Situation judiciaire de Simone Gbagbo : Ce que l’Onu exige à Ouattara

Mercredi 9 Avril 2014 - 07:33


Doudou Diène, expert de l’Organisation des Nations Unies (Onu) est visiblement irritée par l’attitude du régime d’Alassane Ouattara qui détient injustement des centaines de pro-Gbagbo dans les prisons disséminées sur l’ensemble du territoire sans ouvrir aucun procès pour les infractions qui leurs sont reprochées et sans pour autant les libérer. Le cas de l’ex-Première Dame Simone Ehivet Gbagbo préoccupe particulièrement Doudou Diène. En effet, l’expert indépendant des Nations Unies sur les droits de l’homme en Côte d’Ivoire, a invité samedi dernier les autorités ivoiriennes à régler la situation de Simone Gbagbo très rapidement. «Il est capital que le cas de Simone Gbagbo soit réglé avant les élections de 2015», a indiqué Doudou Diène. En clair, l’expert indépendant de l’Onu demande au pouvoir en place qui poursuit l’épouse du président Laurent Gbagbo pour les accusations fantaisistes de génocide (ce qui a fait rigoler des observateurs internationaux), crimes de sang, atteinte à la sûreté de l’Etat et des infractions de crimes économiques.

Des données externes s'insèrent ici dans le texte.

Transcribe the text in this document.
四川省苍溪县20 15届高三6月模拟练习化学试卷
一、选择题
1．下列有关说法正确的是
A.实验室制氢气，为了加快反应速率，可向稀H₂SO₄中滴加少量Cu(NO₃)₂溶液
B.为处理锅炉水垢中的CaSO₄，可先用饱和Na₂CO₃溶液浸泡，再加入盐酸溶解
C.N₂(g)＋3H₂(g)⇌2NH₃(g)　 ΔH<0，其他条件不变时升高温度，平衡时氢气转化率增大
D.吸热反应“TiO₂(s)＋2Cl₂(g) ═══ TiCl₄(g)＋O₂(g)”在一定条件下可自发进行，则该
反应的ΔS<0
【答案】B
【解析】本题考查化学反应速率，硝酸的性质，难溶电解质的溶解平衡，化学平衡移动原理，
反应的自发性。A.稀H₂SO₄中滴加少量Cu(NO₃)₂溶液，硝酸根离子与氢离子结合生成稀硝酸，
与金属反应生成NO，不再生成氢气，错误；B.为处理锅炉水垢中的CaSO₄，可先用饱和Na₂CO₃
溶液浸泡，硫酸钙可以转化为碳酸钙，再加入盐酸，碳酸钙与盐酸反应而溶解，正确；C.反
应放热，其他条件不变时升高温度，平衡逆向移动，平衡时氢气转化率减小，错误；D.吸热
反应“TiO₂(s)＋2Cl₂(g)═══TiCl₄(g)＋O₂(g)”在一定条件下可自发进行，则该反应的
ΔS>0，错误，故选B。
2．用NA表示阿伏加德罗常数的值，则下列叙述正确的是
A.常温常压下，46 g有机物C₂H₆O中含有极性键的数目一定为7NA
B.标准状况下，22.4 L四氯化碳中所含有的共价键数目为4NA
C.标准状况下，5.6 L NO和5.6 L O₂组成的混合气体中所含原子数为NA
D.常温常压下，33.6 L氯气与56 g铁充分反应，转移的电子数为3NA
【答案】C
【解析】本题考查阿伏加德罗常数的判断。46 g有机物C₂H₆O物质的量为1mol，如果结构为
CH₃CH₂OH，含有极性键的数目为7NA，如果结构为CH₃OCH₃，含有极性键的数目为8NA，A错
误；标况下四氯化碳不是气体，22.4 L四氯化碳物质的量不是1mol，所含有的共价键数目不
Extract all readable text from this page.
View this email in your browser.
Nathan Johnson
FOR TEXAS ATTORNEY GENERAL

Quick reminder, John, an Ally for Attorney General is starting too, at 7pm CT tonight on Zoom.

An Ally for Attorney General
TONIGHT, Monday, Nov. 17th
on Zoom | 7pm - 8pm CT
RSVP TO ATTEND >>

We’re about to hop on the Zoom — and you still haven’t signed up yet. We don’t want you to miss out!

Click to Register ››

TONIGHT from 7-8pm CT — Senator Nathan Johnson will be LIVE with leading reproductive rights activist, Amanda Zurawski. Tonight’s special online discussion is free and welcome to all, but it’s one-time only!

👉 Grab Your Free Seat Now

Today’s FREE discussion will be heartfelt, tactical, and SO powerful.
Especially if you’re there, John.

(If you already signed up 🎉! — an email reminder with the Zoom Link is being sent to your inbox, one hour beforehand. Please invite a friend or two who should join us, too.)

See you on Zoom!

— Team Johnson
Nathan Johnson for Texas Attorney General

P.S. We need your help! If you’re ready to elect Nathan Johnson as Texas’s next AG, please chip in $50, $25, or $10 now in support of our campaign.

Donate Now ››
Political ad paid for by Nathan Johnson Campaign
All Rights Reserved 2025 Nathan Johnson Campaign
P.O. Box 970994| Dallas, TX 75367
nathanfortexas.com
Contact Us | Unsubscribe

Doudou Diène qui a présenté son rapport sur la Côte d’Ivoire le 25 mars dernier avait déjà fait ce plaidoyer lors de sa dernière mission en Côte d’Ivoire en février. Doudou Diène a également invité le camp Ouattara à faire en sorte que les élections présidentielles à venir se déroulent dans un environnement apaisé afin qu’elles soient acceptées par toutes les parties. L’expert indépendant de l’Onu estime en effet qu’il est «absolument urgent que ces élections soient apaisées et crédibles». La communauté internationale fait elle-même le constat de l’immobilisme et du refus du gouvernement à réaliser les réformes nécessaires pour garantir un scrutin crédible en 2015 mal-gré ses appels qui viennent s’ajouter aux récriminations de l’opposition. Notamment en ce qui concerne la réforme de la Commission électorale indépendante (Cei), le rétablissement de la sécurité par le désarmement des supplétifs FRCI et dozos qui continuent de traquer les pro-Gbagbo et d’être utilisés pour perturber les meetings de l’opposition, etc.